Warning!! OP,we discussed the difference between little-endian and big-endian,but it's more important to know the difference between little-endian and little-indian.I noticed that you used the latter.Well, the difference is that little-indian can cost you your dream job in Google or a $3 million in venture capital if your interviewer is a Nikesh Arora,Sundar Pichai,Vinod Dham or Vinod Khosla :-)
Let's try to walk through this: (in comments)
int main(void){ /
unsigned int i = 1; // i is an int in memory that can be conceptualized as
// int[0x00 00 00 01]
char *c = *(char *)&i; // We take the address of i and then cast it to a char pointer
// which we then dereference. This cast from int(4 bytes)
// to char(1 byte) results in only keeping the lowest byte by
if(*c){ // Endian-ness.
puts("little!\n"); // This means that on a Little Endian machine, 0x01 will be
} else { // the byte kept, but on a Big Endian machine, 0x00 is kept.
puts("big!\n"); // int[0x00 00 00 (char)[01]] vs int[0x01 00 00 (char)[00]]
}
return 0;
}

unsigned char array to unsigned int back to unsigned char array via memcpy is reversed

This isn't cross-platform code... everything is being performed on the same platform (i.e. endianess is the same.. little endian).
I have this code:
unsigned char array[4] = {'t', 'e', 's', 't'};
unsigned int out = ((array[0]<<24)|(array[1]<<16)|(array[2]<<8)|(array[3]));
std::cout << out << std::endl;
unsigned char buff[4];
memcpy(buff, &out, sizeof(unsigned int));
std::cout << buff << std::endl;
I'd expect the output of buff to be "test" (with a garbage trailing character because of the lack of '/0') but instead the output is "tset." Obviously changing the order of characters that I'm shifting (3, 2, 1, 0 instead of 0, 1, 2, 3) fixes the problem, but I don't understand the problem.

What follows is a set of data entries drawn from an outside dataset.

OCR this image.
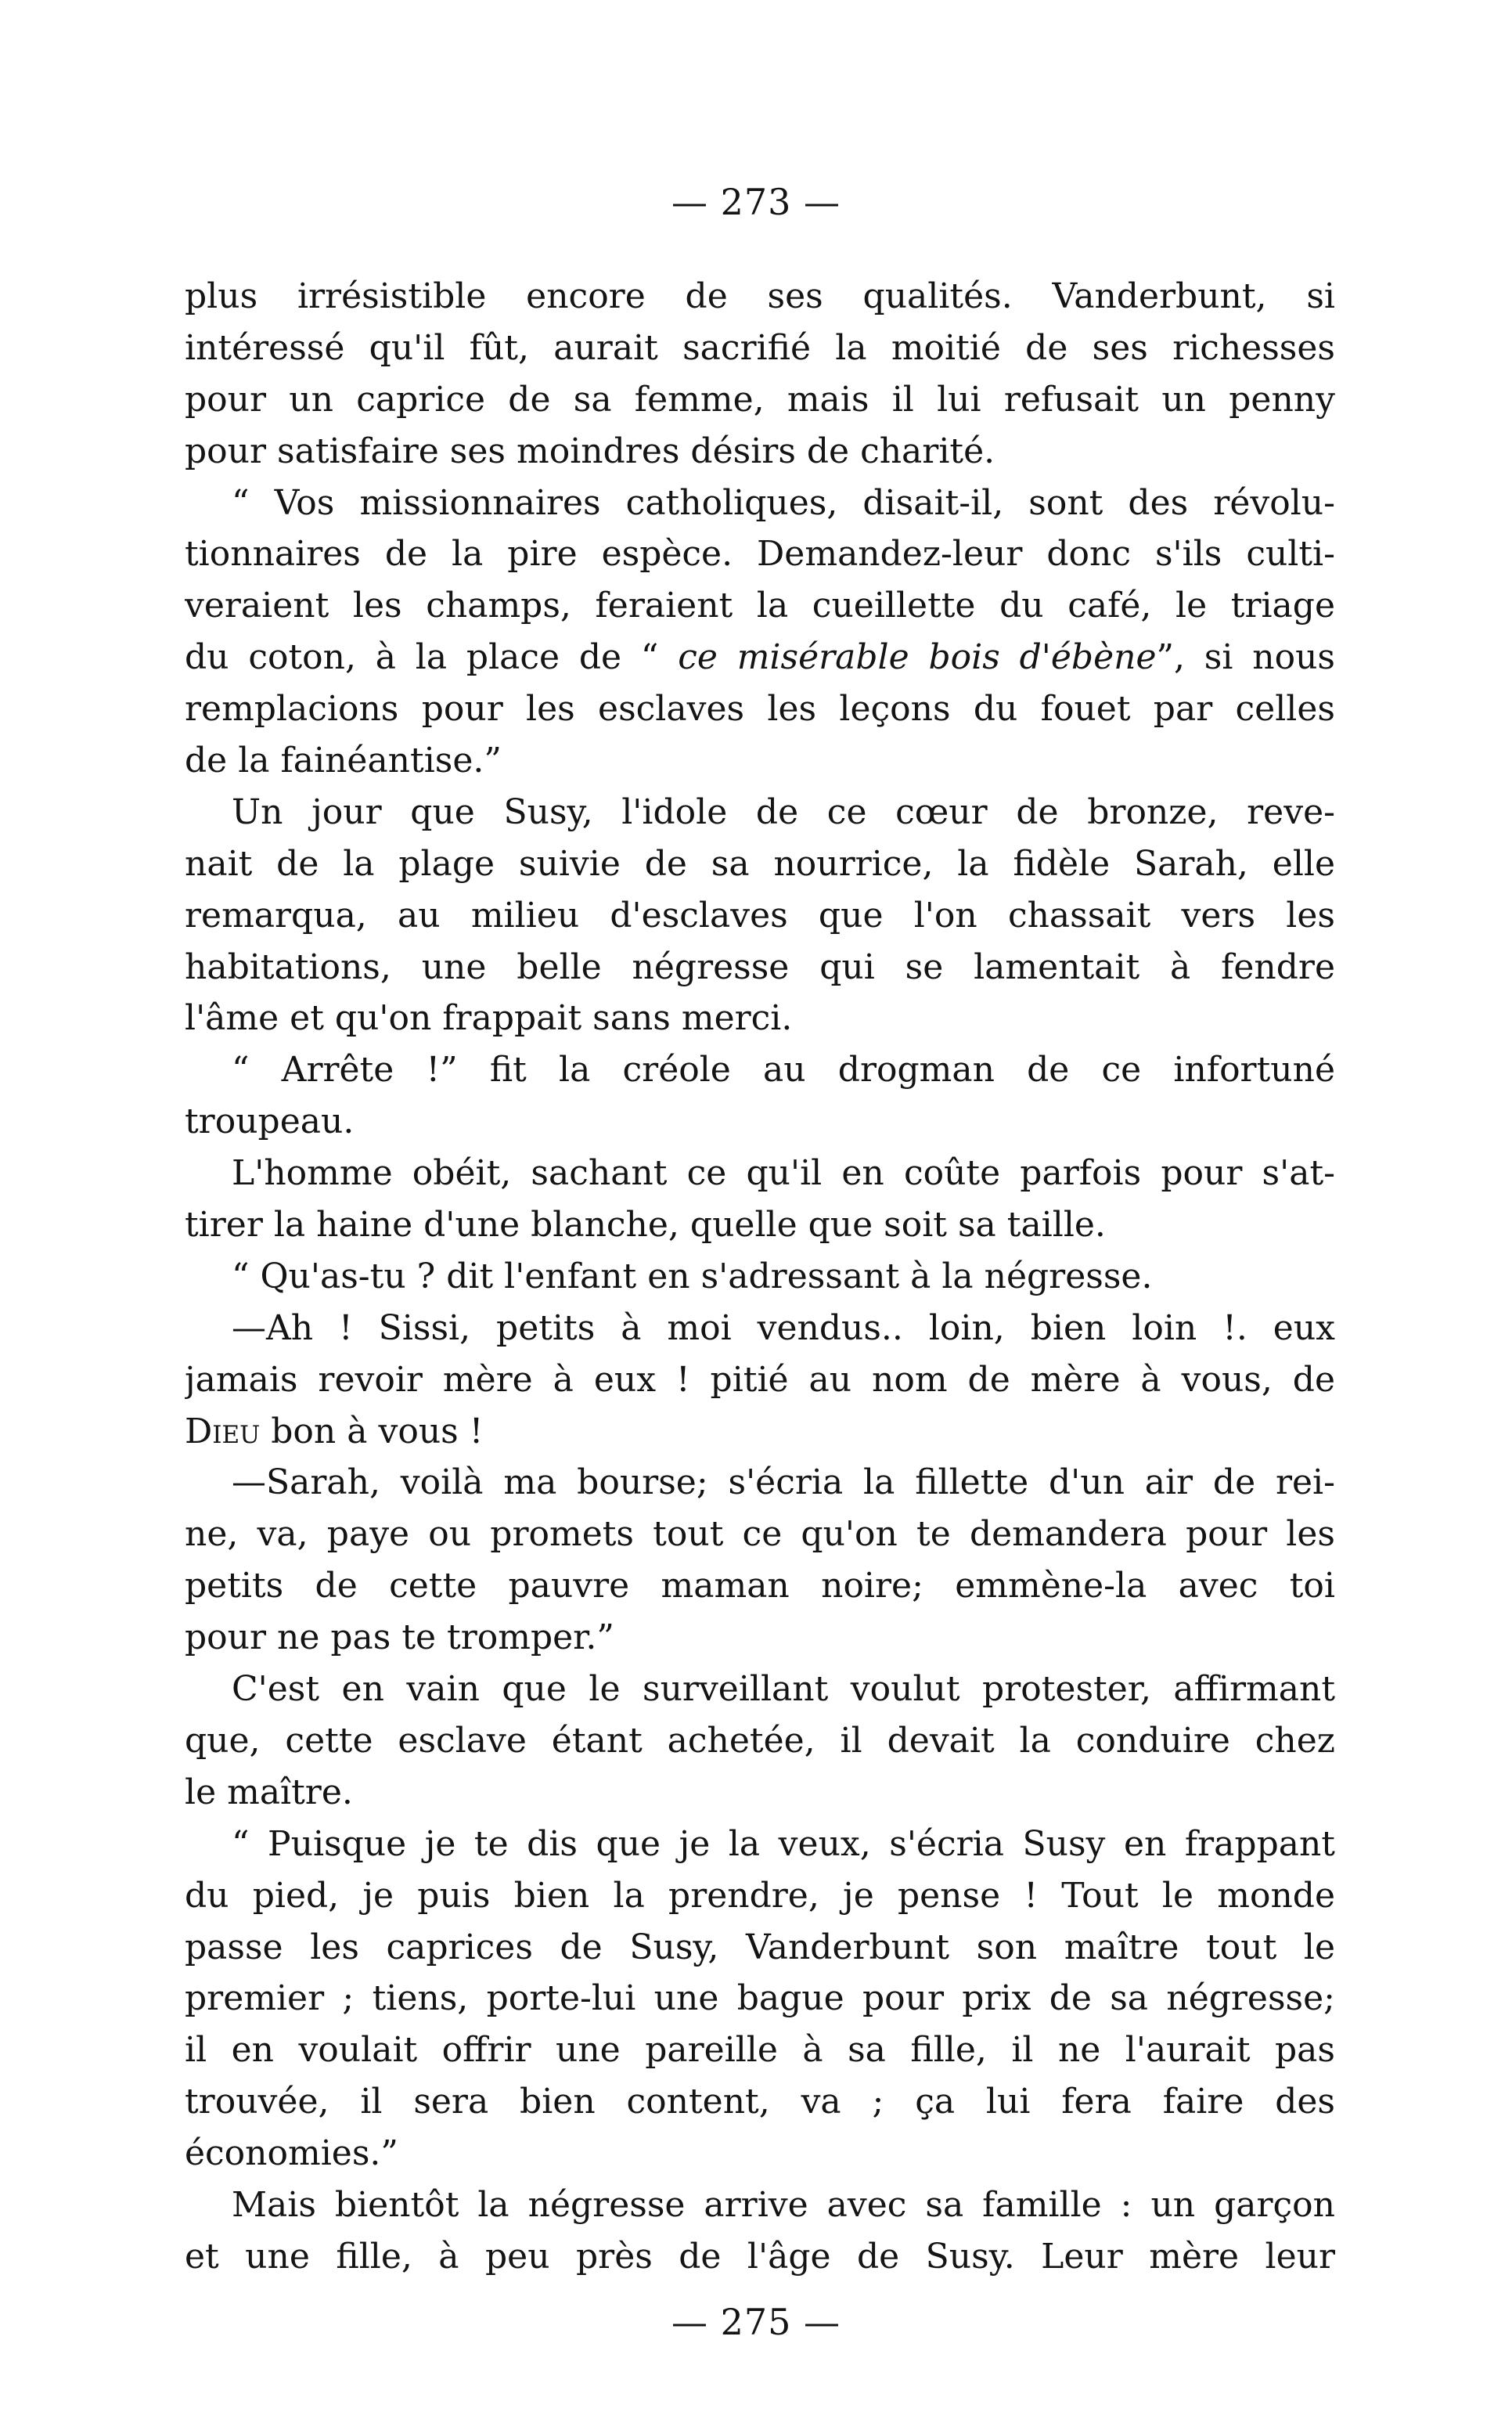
— 273 —
plus irrésistible encore de ses qualités. Vanderbunt, si
intéressé qu'il fût, aurait sacrifié la moitié de ses richesses
pour un caprice de sa femme, mais il lui refusait un penny
pour satisfaire ses moindres désirs de charité.
“ Vos missionnaires catholiques, disait-il, sont des révolu-
tionnaires de la pire espèce. Demandez-leur donc s'ils culti-
veraient les champs, feraient la cueillette du café, le triage
du coton, à la place de “ ce misérable bois d'ébène”, si nous
remplacions pour les esclaves les leçons du fouet par celles
de la fainéantise.”
Un jour que Susy, l'idole de ce cœur de bronze, reve-
nait de la plage suivie de sa nourrice, la fidèle Sarah, elle
remarqua, au milieu d'esclaves que l'on chassait vers les
habitations, une belle négresse qui se lamentait à fendre
l'âme et qu'on frappait sans merci.
“ Arrête !” fit la créole au drogman de ce infortuné
troupeau.
L'homme obéit, sachant ce qu'il en coûte parfois pour s'at-
tirer la haine d'une blanche, quelle que soit sa taille.
“ Qu'as-tu ? dit l'enfant en s'adressant à la négresse.
—Ah ! Sissi, petits à moi vendus.. loin, bien loin !. eux
jamais revoir mère à eux ! pitié au nom de mère à vous, de
Dieu bon à vous !
—Sarah, voilà ma bourse; s'écria la fillette d'un air de rei-
ne, va, paye ou promets tout ce qu'on te demandera pour les
petits de cette pauvre maman noire; emmène-la avec toi
pour ne pas te tromper.”
C'est en vain que le surveillant voulut protester, affirmant
que, cette esclave étant achetée, il devait la conduire chez
le maître.
“ Puisque je te dis que je la veux, s'écria Susy en frappant
du pied, je puis bien la prendre, je pense ! Tout le monde
passe les caprices de Susy, Vanderbunt son maître tout le
premier ; tiens, porte-lui une bague pour prix de sa négresse;
il en voulait offrir une pareille à sa fille, il ne l'aurait pas
trouvée, il sera bien content, va ; ça lui fera faire des
économies.”
Mais bientôt la négresse arrive avec sa famille : un garçon
et une fille, à peu près de l'âge de Susy. Leur mère leur
— 275 —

Is memcpy not acting the way I expect?
Thanks.
This is because your CPU is little-endian. In memory, the array is stored as:
+----+----+----+----+
array | 74 | 65 | 73 | 74 |
+----+----+----+----+
This is represented with increasing byte addresses to the right. However, the integer is stored in memory with the least significant bytes at the left:
+----+----+----+----+
out | 74 | 73 | 65 | 74 |
+----+----+----+----+
This happens to represent the integer 0x74657374. Using memcpy() to copy that into buff reverses the bytes from your original array.
You're running this on a little-endian platform.
On a little-endian platform, a 32-bit int is stored in memory with the least significant byte in the lowest memory address. So bits 0-7 are stored at address P, bits 8-15 in address P + 1, bits 16-23 in address P + 2 and bits 24-31 in address P + 3.
In your example: bits 0-7 = 't', bits 8-15 = 's', bits 16-23 = 'e', bits 24-31 = 't'
So that's the order that the bytes are written to memory: "tset"
If you address the memory then as separate bytes (unsigned chars), you'll read them in the order they are written to memory.
On a little-endian platform the output should be tset. The original sequence was test from lower addresses to higher addresses. Then you put it into an unsigned int with first 't' going into the most significant byte and the last 't' going into the least significant byte. On a little-endian machine the least significant byte is stored at lower address. This is how it will be copied to the final buf. This is how it is going to be output: from the last 't' to the first 't', i.e. tset.
On a big-endian machine you would not observe the reversal.
You have written a test for platform byte order, and it has concluded: little endian.
How about adding a '\0' to your buff?